In recent months, readers from around Otago have written letters to the editor complaining about roadside rubbish.
Freedom campers have also come under the spotlight.
Many are clean and tidy but others are desecrating the countryside.
In a letter to the editor (ODT, 10.12.10), Margaret Pullar, of Gore, argued for a Keeping New Zealand Clean and Green campaign, and her suggestions were commendable.
New Zealand's image is still green, but it is the green of tarnished brass, and certainly far from clean.
Using a public toilet in Oamaru before Christmas was a shock.
The door wouldn't lock, the seat (for anyone foolish enough to sit on it) promised an ER line-up of bugs, there was no paper and the floor was filthy.
Public lavatories I used last year in Asia were cleaner and better equipped.
Visitors have a right to adequate toilet facilities and instead of bleating about vandalism, the Waitaki council (and others) need to find solutions that enhance people's experience, not leave them with the memory of a stinking loo.
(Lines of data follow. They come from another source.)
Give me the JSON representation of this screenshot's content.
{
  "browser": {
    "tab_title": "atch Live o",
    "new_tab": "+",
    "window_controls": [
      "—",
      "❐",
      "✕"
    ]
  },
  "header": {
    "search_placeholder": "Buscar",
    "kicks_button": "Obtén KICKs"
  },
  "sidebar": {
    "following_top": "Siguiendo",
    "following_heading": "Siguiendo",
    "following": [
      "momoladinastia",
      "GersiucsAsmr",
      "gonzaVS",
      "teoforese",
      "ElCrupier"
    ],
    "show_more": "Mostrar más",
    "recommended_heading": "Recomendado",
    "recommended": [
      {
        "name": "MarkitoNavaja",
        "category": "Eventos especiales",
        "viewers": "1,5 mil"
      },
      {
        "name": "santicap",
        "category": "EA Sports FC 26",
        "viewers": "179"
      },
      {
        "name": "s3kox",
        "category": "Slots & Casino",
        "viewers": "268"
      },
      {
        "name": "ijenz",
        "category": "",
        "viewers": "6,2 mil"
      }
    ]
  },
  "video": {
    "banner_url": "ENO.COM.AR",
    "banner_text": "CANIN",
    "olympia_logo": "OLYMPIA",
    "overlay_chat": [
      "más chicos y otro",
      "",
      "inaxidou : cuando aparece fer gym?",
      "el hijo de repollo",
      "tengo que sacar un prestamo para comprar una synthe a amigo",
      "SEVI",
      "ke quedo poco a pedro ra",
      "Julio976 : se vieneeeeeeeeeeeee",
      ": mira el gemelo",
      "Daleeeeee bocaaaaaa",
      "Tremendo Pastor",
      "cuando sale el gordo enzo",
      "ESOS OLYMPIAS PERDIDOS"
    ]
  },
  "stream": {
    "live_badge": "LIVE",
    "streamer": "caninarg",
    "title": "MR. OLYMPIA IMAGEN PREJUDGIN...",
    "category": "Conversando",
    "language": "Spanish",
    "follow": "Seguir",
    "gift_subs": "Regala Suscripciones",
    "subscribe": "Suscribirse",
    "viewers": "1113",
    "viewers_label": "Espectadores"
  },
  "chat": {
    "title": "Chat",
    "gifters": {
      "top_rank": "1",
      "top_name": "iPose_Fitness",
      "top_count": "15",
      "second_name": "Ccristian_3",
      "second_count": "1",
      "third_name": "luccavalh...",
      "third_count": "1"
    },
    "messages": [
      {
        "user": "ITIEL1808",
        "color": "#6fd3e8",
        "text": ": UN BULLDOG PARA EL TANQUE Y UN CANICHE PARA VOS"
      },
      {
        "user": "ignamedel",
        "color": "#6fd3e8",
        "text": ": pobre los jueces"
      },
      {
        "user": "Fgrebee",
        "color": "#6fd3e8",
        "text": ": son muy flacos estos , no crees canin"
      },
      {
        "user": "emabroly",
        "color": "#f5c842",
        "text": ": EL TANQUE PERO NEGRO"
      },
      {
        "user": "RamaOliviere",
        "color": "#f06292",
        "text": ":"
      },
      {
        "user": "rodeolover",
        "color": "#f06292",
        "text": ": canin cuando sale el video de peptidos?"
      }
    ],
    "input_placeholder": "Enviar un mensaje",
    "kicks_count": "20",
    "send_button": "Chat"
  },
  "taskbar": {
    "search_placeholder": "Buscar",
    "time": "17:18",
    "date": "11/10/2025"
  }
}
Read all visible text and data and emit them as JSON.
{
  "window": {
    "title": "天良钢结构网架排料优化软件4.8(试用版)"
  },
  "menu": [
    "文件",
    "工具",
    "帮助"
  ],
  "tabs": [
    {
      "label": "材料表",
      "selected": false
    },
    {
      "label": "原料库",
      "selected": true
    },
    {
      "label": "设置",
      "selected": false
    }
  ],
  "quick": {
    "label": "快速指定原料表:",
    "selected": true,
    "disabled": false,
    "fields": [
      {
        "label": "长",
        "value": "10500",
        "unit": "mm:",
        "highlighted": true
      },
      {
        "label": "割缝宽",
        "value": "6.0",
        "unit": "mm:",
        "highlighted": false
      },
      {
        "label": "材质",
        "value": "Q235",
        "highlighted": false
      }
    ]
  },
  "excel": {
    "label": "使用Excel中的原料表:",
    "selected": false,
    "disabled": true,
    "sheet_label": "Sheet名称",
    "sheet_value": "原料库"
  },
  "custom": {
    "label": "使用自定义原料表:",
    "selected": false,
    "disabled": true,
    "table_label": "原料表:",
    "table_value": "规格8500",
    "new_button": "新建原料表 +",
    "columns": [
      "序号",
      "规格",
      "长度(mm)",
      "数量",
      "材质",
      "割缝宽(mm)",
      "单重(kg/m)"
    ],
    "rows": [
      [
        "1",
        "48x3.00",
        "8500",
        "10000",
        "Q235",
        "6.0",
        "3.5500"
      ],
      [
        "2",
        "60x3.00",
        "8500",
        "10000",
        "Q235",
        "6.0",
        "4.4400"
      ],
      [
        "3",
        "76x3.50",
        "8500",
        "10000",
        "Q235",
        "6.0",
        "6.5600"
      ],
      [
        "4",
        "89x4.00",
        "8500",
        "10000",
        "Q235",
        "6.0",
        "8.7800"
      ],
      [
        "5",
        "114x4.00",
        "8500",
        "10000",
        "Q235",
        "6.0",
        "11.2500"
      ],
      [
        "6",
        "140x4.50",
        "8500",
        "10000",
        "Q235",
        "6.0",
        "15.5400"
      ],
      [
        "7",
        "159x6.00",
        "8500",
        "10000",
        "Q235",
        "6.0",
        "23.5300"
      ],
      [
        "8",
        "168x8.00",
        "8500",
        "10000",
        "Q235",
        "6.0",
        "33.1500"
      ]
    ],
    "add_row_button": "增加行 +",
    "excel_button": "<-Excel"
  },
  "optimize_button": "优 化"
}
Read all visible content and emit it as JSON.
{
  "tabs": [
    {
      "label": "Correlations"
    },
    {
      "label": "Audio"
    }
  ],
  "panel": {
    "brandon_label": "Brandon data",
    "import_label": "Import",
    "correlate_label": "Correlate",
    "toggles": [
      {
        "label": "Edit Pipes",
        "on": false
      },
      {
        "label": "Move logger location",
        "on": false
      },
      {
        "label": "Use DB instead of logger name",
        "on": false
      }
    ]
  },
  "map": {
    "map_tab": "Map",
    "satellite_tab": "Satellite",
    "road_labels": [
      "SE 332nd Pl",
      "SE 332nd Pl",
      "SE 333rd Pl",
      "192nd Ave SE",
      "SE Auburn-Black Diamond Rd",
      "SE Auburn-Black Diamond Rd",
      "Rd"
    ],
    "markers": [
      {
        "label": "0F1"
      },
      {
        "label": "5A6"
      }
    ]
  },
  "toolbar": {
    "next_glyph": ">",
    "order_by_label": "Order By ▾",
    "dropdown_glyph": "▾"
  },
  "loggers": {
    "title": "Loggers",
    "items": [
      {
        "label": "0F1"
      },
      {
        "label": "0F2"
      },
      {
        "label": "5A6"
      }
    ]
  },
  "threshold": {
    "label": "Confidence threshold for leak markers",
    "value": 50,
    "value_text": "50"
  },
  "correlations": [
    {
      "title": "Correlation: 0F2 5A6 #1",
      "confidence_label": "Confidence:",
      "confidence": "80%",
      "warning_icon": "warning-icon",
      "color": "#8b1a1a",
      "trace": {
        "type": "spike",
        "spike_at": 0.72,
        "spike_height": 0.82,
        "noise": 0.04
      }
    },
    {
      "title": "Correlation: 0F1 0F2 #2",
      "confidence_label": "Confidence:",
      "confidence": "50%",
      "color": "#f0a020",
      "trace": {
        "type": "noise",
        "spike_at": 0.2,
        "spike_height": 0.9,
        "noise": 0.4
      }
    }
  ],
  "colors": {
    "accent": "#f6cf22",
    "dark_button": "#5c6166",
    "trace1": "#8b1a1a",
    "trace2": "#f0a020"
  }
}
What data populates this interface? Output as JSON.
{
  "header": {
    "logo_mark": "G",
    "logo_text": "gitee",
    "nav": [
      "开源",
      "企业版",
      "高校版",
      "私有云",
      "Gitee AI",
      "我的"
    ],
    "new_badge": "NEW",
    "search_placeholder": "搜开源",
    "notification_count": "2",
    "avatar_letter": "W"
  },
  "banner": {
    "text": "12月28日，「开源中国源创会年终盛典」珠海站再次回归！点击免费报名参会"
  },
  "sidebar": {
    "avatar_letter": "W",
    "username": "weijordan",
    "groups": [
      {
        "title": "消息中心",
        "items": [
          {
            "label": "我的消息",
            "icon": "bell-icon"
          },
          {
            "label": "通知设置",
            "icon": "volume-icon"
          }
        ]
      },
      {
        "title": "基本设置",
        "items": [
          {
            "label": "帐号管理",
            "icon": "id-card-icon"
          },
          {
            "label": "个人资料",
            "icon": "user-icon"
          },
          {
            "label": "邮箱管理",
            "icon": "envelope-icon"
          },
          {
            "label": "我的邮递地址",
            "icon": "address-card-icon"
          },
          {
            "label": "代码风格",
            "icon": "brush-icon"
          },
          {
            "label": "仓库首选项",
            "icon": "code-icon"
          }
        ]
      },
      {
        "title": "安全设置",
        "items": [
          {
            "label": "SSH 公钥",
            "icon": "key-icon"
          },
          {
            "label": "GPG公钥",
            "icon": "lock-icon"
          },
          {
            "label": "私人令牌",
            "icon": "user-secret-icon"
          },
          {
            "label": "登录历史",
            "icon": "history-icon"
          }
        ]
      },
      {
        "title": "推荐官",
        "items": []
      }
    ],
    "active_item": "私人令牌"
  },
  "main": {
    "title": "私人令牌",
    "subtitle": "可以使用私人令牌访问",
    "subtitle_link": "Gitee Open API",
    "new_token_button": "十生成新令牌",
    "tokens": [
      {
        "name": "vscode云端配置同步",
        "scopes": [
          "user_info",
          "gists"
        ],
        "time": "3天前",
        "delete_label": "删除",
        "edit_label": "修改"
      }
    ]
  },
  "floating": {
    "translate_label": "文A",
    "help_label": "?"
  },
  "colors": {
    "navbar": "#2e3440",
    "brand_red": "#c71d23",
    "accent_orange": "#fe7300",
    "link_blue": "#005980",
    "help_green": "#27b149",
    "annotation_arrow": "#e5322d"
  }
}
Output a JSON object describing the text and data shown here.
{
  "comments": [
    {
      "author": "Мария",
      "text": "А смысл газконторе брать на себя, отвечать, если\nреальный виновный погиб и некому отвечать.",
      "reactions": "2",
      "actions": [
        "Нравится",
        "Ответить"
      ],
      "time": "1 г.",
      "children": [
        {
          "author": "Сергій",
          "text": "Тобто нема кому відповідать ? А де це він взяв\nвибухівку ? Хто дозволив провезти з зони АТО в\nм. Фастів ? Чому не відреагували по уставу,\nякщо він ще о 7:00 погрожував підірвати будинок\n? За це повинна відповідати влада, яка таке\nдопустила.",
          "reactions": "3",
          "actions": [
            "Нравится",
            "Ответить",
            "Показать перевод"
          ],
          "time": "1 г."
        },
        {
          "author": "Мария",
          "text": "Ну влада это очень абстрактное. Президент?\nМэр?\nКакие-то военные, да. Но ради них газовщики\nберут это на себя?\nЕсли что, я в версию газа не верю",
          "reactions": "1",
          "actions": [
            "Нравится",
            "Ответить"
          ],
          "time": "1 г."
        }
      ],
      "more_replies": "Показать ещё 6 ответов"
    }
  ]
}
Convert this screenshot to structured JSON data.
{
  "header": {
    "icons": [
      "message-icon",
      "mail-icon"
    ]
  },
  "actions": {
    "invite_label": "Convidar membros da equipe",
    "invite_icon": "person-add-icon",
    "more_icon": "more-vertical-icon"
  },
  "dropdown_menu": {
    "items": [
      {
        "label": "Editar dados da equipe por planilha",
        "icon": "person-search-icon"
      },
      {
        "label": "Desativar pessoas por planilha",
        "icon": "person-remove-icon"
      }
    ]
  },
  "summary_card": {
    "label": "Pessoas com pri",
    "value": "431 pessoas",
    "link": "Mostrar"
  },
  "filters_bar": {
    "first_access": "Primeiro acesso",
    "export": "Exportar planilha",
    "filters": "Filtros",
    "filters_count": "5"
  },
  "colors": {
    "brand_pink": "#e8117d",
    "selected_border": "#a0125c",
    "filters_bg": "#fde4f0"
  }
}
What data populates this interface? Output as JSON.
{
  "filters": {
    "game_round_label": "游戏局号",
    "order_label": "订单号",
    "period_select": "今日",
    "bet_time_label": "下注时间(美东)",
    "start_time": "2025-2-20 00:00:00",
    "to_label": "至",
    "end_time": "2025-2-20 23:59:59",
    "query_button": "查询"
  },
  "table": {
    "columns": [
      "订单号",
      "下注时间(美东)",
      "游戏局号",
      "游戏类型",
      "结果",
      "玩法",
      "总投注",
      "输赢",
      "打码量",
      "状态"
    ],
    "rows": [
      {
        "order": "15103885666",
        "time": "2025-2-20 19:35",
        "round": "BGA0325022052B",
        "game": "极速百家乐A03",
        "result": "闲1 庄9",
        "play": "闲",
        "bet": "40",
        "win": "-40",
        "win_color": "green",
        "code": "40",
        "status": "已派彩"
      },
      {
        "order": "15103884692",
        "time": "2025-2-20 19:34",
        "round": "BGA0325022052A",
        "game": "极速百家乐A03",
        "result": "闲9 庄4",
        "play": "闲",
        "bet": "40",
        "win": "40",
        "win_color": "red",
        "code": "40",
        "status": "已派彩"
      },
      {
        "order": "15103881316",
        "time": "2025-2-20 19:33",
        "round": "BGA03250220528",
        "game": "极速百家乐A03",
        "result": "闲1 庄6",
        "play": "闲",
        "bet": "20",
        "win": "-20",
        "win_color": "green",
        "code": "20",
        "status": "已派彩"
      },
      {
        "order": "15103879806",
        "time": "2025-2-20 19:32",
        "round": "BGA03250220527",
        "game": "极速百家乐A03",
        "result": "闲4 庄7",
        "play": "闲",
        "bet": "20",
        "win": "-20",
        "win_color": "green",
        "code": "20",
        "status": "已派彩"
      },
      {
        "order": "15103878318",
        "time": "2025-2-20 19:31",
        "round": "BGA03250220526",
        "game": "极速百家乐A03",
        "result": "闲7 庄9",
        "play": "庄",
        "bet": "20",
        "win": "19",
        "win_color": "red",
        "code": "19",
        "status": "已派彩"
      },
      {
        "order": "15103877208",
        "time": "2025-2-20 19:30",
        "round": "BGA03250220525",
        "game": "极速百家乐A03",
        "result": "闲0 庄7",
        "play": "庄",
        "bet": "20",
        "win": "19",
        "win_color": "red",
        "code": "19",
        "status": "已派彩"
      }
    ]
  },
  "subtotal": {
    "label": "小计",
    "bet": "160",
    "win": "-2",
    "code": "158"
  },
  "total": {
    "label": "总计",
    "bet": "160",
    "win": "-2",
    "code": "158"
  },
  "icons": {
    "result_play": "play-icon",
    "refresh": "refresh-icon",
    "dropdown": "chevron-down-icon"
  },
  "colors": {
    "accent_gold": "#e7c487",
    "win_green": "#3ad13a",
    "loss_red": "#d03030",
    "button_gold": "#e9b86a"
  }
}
Dunedin's public toilets may be cleaner but the same cannot be said of the brick paths in the central city, which are in need of a good scrub, while patches of urine and vomit in doorways are nauseating.
Flower beds in Anzac Square enhance the railway station, but bark under the plane trees in the Octagon looks cheap and nasty, and frequently litters the footpaths, a great impression for cruise-ship passengers.
There are plenty of groundcover plants and low-growing shrubs that do well under deciduous trees.
We could introduce visitors to some New Zealand varieties.
And why not follow the example of Christchurch and have attractive, heavyweight planters filled with seasonal plants to give the Octagon some colour?
The amount of old whiteware left outside Sims Pacific Metals is the strongest possible argument for reinstating annual collections of inorganic rubbish in Dunedin.
When New Zealand's clean green brand was first launched, it was novel and worked well.
But now other countries are snapping at our heels, particularly Asian nations, where the common denominator is community.
We need to give visitors a better impression and make New Zealand a cleaner, greener place to live.
• Gillian Vine is a Dunedin writer and gardener.